Specialist urges fraud data marts

An Australian business fraud specialist advocates the setting up of special data marts devoted to the detection of dishonesty.

Business intelligence (BI) software is usually seen as a way of analysing and improving a business's performance in servicing its honest customers. But its role in detecting dubious dealings can also be a powerful contributor to the bottom line and is often underestimated, says SAS Australia fraud specialist Peter O'Hanlon.

The rise of e-commerce and the trend towards inter-business partnerships and outsourcing opens new avenues and new suspects for fraud, he says. A certain small proportion of customers have always been responsible for fraud, "but it's the staff who know the loopholes", he says and partners' staff can have almost as much knowledge of and access to the organisation's information systems.

Fraud covers a spectrum with two extremes, he says; at one end the "quick hit" involving a single large transaction, with money siphoned off, perhaps, to a fictitious entity, and at the other the "trickle flow" method, diverting a few unnoticed cents from each of a large number of transactions.

Recent large-scale accounting scandals like Enron have heightened the awareness of internal and partner-generated fraud, O'Hanlon says.

A BI system can help in two basic ways: by identifying the exceptions to normal patterns of business activity, and by making the company aware of the patterns of fraud, the ways in which one fraud or fraudster resemble another, O'Hanlon says.
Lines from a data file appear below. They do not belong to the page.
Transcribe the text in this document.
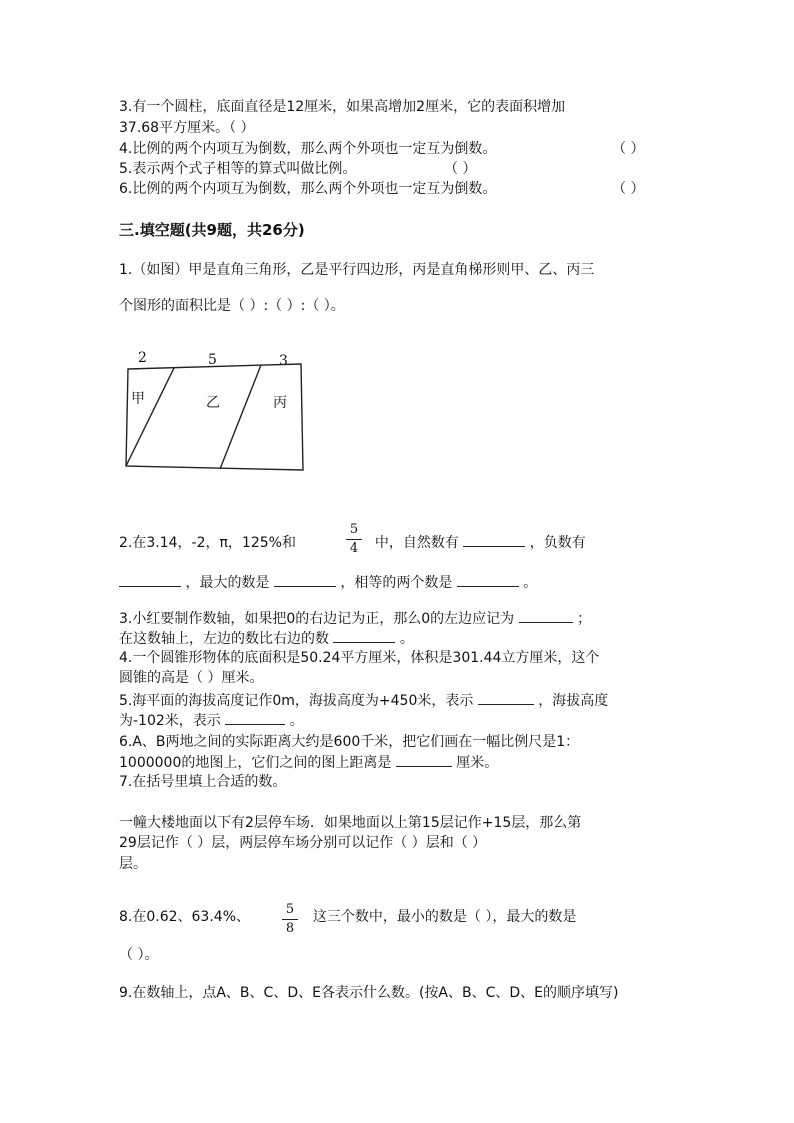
3.有一个圆柱，底面直径是12厘米，如果高增加2厘米，它的表面积增加
37.68平方厘米。（ ）
4.比例的两个内项互为倒数，那么两个外项也一定互为倒数。	（ ）
5.表示两个式子相等的算式叫做比例。	（ ）
6.比例的两个内项互为倒数，那么两个外项也一定互为倒数。	（ ）
三.填空题(共9题，共26分)
1.（如图）甲是直角三角形，乙是平行四边形，丙是直角梯形则甲、乙、丙三
个图形的面积比是（ ）:（ ）:（ ）。
2	5	3
甲	乙	丙
2.在3.14，-2，π，125%和	中，自然数有	，负数有
5
4
，最大的数是	，相等的两个数是	。
3.小红要制作数轴，如果把0的右边记为正，那么0的左边应记为	；
在这数轴上，左边的数比右边的数	。
4.一个圆锥形物体的底面积是50.24平方厘米，体积是301.44立方厘米，这个
圆锥的高是（ ）厘米。
5.海平面的海拔高度记作0m，海拔高度为+450米，表示	，海拔高度
为-102米，表示	。
6.A、B两地之间的实际距离大约是600千米，把它们画在一幅比例尺是1：
1000000的地图上，它们之间的图上距离是	厘米。
7.在括号里填上合适的数。
一幢大楼地面以下有2层停车场．如果地面以上第15层记作+15层，那么第
29层记作（ ）层，两层停车场分别可以记作（ ）层和（ ）
层。
8.在0.62、63.4%、	这三个数中，最小的数是（ ），最大的数是
5
8
（ ）。
9.在数轴上，点A、B、C、D、E各表示什么数。(按A、B、C、D、E的顺序填写)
Ac-cumulating the statistics on past cases of fraud can help establish the particular characteristics of a transaction that may be fraudulent and stop it before it happens.

More than one retailer, for example, has told Computerworld that they take extra care over any delivery requested to a different address from that given for billing.
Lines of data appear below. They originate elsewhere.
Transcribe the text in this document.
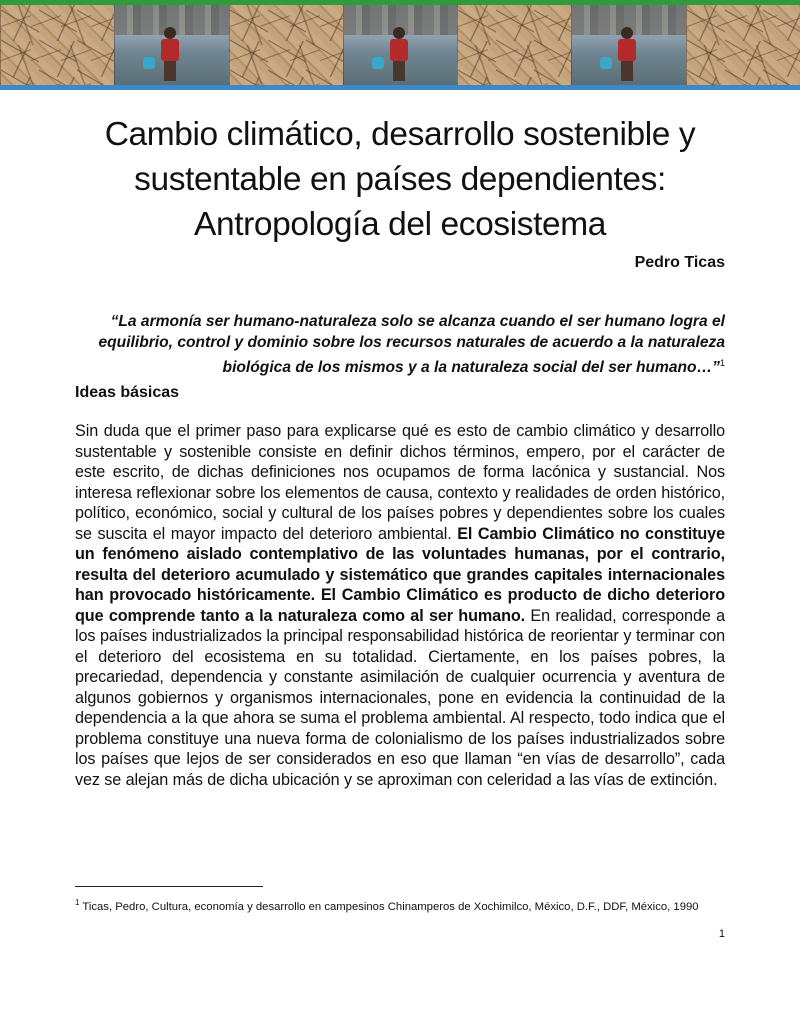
Cambio climático, desarrollo sostenible y
sustentable en países dependientes:
Antropología del ecosistema
Pedro Ticas
“La armonía ser humano-naturaleza solo se alcanza cuando el ser humano logra el equilibrio, control y dominio sobre los recursos naturales de acuerdo a la naturaleza biológica de los mismos y a la naturaleza social del ser humano…”$^1$
Ideas básicas

Sin duda que el primer paso para explicarse qué es esto de cambio climático y desarrollo sustentable y sostenible consiste en definir dichos términos, empero, por el carácter de este escrito, de dichas definiciones nos ocupamos de forma lacónica y sustancial. Nos interesa reflexionar sobre los elementos de causa, contexto y realidades de orden histórico, político, económico, social y cultural de los países pobres y dependientes sobre los cuales se suscita el mayor impacto del deterioro ambiental. El Cambio Climático no constituye un fenómeno aislado contemplativo de las voluntades humanas, por el contrario, resulta del deterioro acumulado y sistemático que grandes capitales internacionales han provocado históricamente. El Cambio Climático es producto de dicho deterioro que comprende tanto a la naturaleza como al ser humano. En realidad, corresponde a los países industrializados la principal responsabilidad histórica de reorientar y terminar con el deterioro del ecosistema en su totalidad. Ciertamente, en los países pobres, la precariedad, dependencia y constante asimilación de cualquier ocurrencia y aventura de algunos gobiernos y organismos internacionales, pone en evidencia la continuidad de la dependencia a la que ahora se suma el problema ambiental. Al respecto, todo indica que el problema constituye una nueva forma de colonialismo de los países industrializados sobre los países que lejos de ser considerados en eso que llaman “en vías de desarrollo”, cada vez se alejan más de dicha ubicación y se aproximan con celeridad a las vías de extinción.

$^1$ Ticas, Pedro, Cultura, economía y desarrollo en campesinos Chinamperos de Xochimilco, México, D.F., DDF, México, 1990
1
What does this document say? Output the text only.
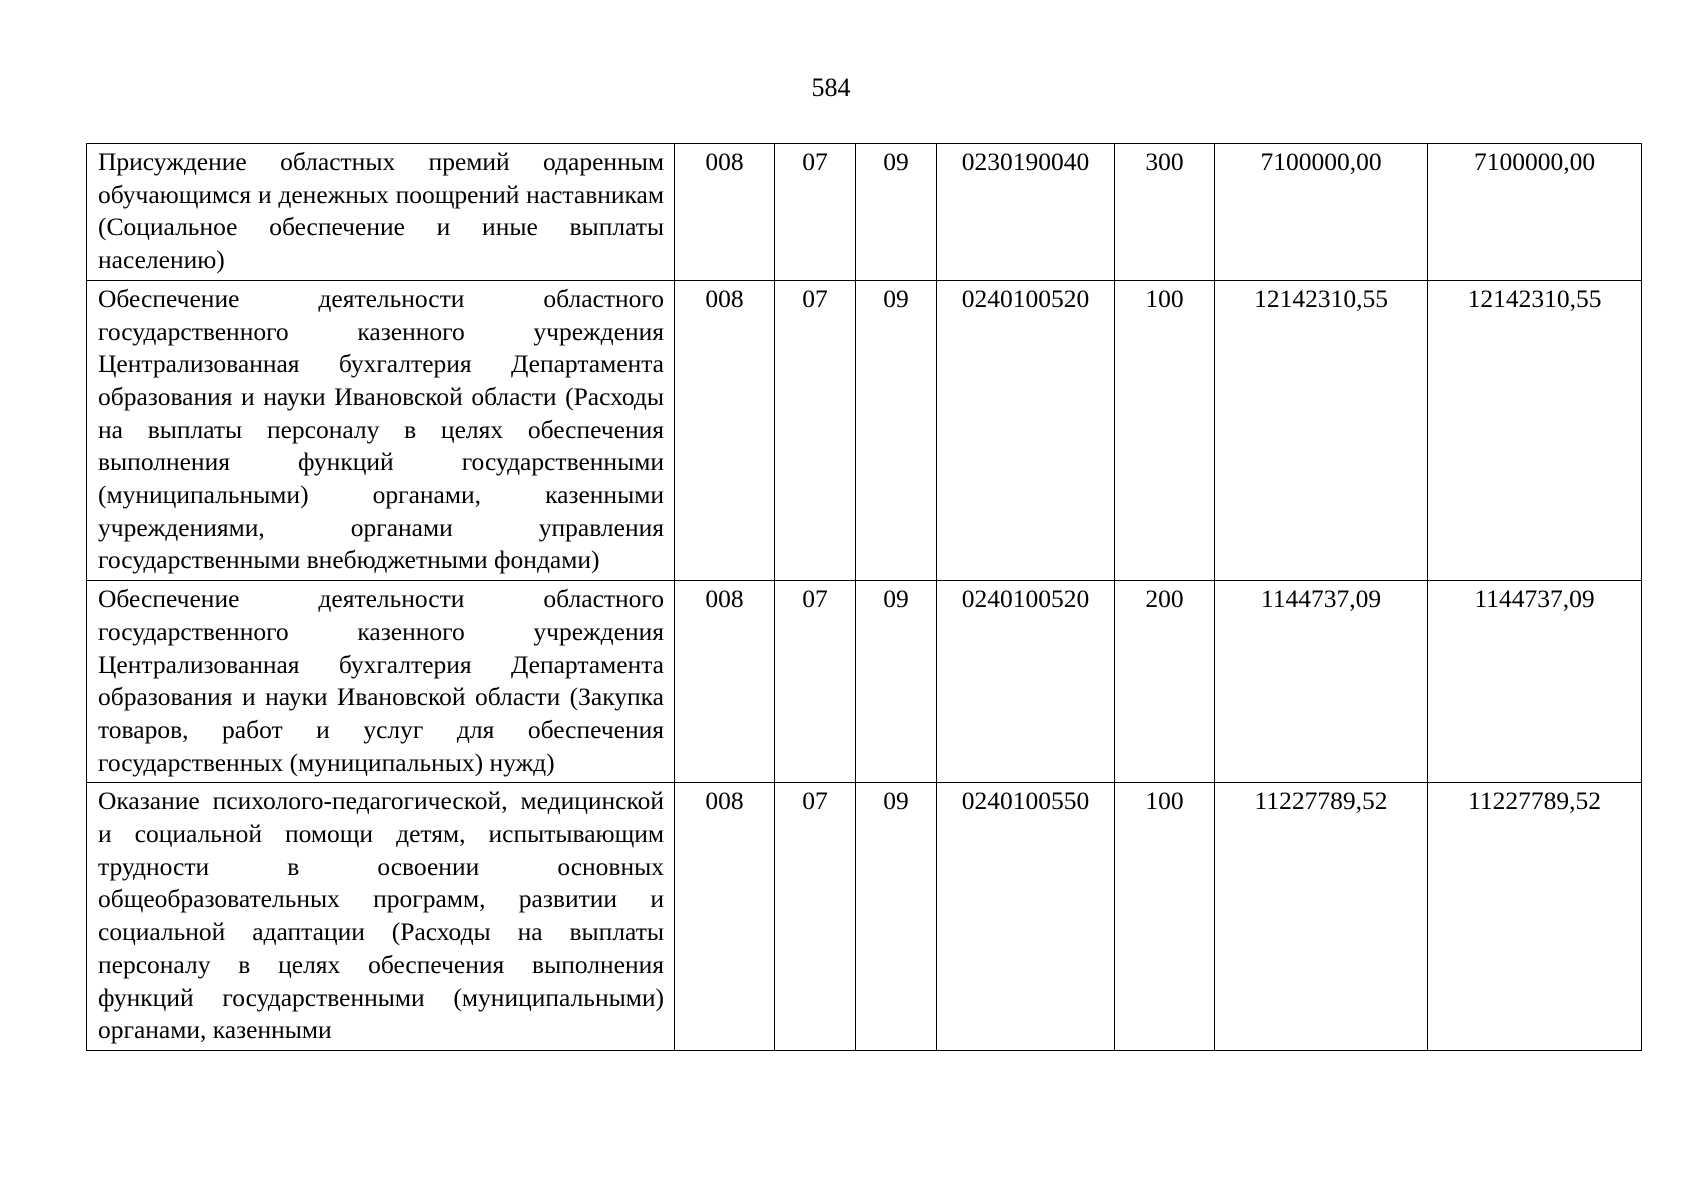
584
Присуждение областных премий одаренным обучающимся и денежных поощрений наставникам (Социальное обеспечение и иные выплаты населению)	008	07	09	0230190040	300	7100000,00	7100000,00
Обеспечение деятельности областного государственного казенного учреждения Централизованная бухгалтерия Департамента образования и науки Ивановской области (Расходы на выплаты персоналу в целях обеспечения выполнения функций государственными (муниципальными) органами, казенными учреждениями, органами управления государственными внебюджетными фондами)	008	07	09	0240100520	100	12142310,55	12142310,55
Обеспечение деятельности областного государственного казенного учреждения Централизованная бухгалтерия Департамента образования и науки Ивановской области (Закупка товаров, работ и услуг для обеспечения государственных (муниципальных) нужд)	008	07	09	0240100520	200	1144737,09	1144737,09
Оказание психолого-педагогической, медицинской и социальной помощи детям, испытывающим трудности в освоении основных общеобразовательных программ, развитии и социальной адаптации (Расходы на выплаты персоналу в целях обеспечения выполнения функций государственными (муниципальными) органами, казенными	008	07	09	0240100550	100	11227789,52	11227789,52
Internally, analysis may identify a particular person involved somewhere in the chain of a number of fraudulent activities. Without such analysis concentrating effort on the hot spots, "you'll spend a lot of time investigating transactions that don't warrant it", O'Hanlon says.

Work Cover in New South Wales used BI to identify and act on patterns of fraud among medical providers. It claims to have saved $A30 million in five years with the technique, a return on investment of $10 for each $1 spent on purchasing software and setting up the fraud detection system.

"You don't change your operational procedures or your business databases; you just access the data [with particular attention to the parameters that serve to indicate fraud patterns] and put it in a data mart [small specialist data warehouse] dedicated to that task."

Such a data mart must, however, operate on clean and accurate data, like all business intelligence.

Clearly the technique will come up with some "false positives" - apparent signs of fraud in a transaction which turns out to be honest, and there are risks of creating negativity by investigating the wrong people, O'Hanlon concedes. "But a lot of people are quite willing to be investigated, to the extent of confirming that an exceptional transaction was honestly made, because they see they're contributing to the detection of fraud," and that the organisation is making an effort.